Creso released a market update last Tuesday to announce that development of its Canadian medicinal cannabis production facility in Nova Scotia was on track to be completed by July 2018, when the Canadian government is expected to legalise marijuana for recreational use. The market reacted positively to the news, with Creso’s share price jumping 15% on the day of the announcement.
Creso is also in the final stages of acquiring Canadian company Kunna Canada Ltd, as well as its wholly-owned Colombian subsidiary, Kunna S.A.S. If the deal goes through as expected in March, it will make Creso the only Australian-listed medical cannabis company with a foothold in the Latin American market. However, this is also dependent upon Kunna S.A.S. receiving its government licence, which it hopes will be granted in April.
Assuming everything goes according to plan, this could give Creso exposure to some unique growth opportunities. In its market announcement, Creso stated that Colombia could potentially supply 44% of the global demand for medical marijuana in 2018.
The emerging cannabis market is an exciting space to be in right now, but it comes with plenty of risks. And those risks are magnified in these small cap stocks.
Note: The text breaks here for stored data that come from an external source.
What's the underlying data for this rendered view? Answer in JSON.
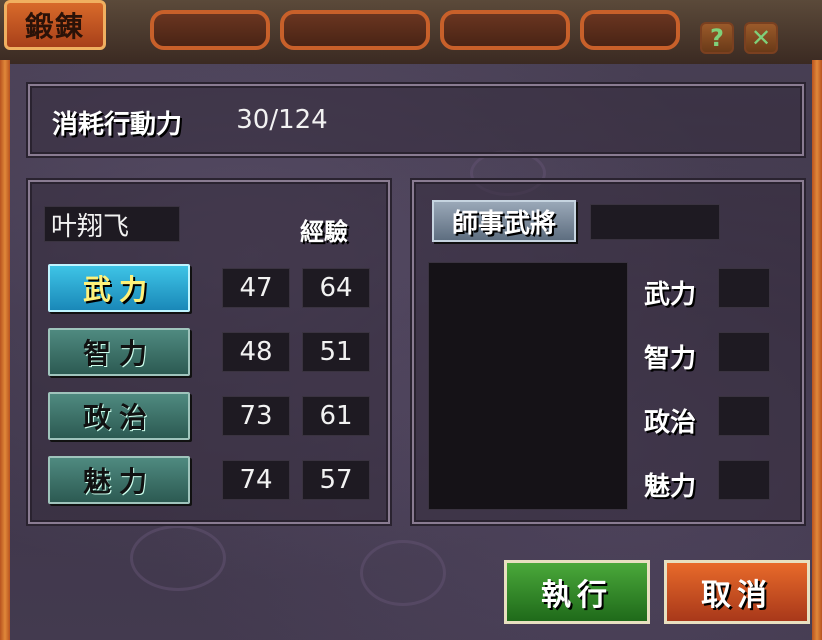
{
  "window": {
    "title": "鍛錬"
  },
  "cost": {
    "label": "消耗行動力",
    "value": "30/124"
  },
  "left_panel": {
    "name": "叶翔飞",
    "exp_header": "經驗",
    "stats": [
      {
        "label": "武力",
        "value": "47",
        "exp": "64",
        "active": true
      },
      {
        "label": "智力",
        "value": "48",
        "exp": "51",
        "active": false
      },
      {
        "label": "政治",
        "value": "73",
        "exp": "61",
        "active": false
      },
      {
        "label": "魅力",
        "value": "74",
        "exp": "57",
        "active": false
      }
    ]
  },
  "right_panel": {
    "mentor_button": "師事武將",
    "mentor_name": "",
    "stats": [
      {
        "label": "武力",
        "value": ""
      },
      {
        "label": "智力",
        "value": ""
      },
      {
        "label": "政治",
        "value": ""
      },
      {
        "label": "魅力",
        "value": ""
      }
    ]
  },
  "buttons": {
    "execute": "執行",
    "cancel": "取消",
    "help_icon": "question-icon",
    "close_icon": "close-icon"
  },
  "colors": {
    "active_stat": "#3ec4e6",
    "stat_button": "#4f8a80",
    "execute": "#4aa83a",
    "cancel": "#e86a2a"
  }
}
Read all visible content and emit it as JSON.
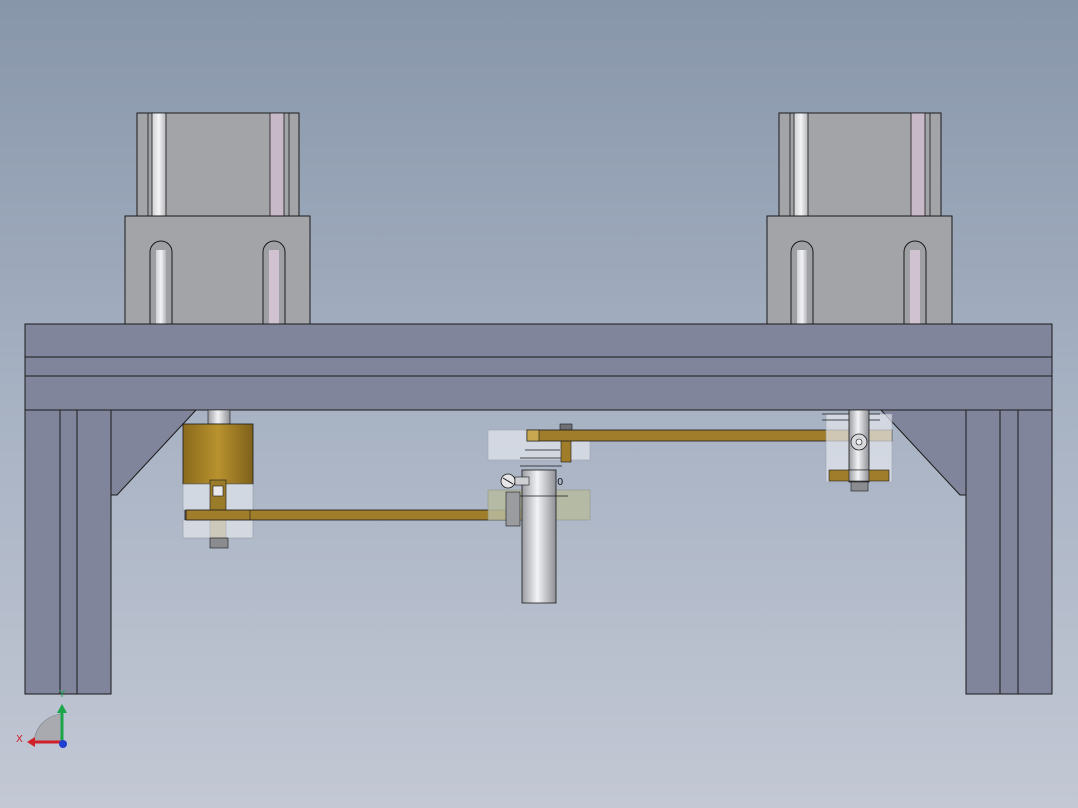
{
  "triad": {
    "x_label": "X",
    "y_label": "Y",
    "x_color": "#d0202a",
    "y_color": "#1aa64a",
    "z_color": "#2040d0"
  },
  "part_labels": {
    "center_mark": "0"
  },
  "colors": {
    "frame_fill": "#80859b",
    "frame_stroke": "#1a1a1a",
    "motor_fill": "#a3a4a8",
    "motor_slot": "#e6e6ea",
    "brass": "#a07d2a",
    "brass_light": "#c9a650",
    "transparent_part": "#dfe3ea",
    "shaft": "#d0d2d6"
  }
}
As with all ASX-listed pot stocks, Creso and THC are both yet to generate any meaningful revenues, so their market valuations are based entirely on potential. This can make the prices of their shares incredibly volatile, as a change in any number of variables – stricter regulators, increasing industry competition, changing governments, disappointing clinical trial results – can have big repercussions for unproven earnings projections.
As an investor, you have to be certain you want to take on those risks before you commit your money to these pot stocks.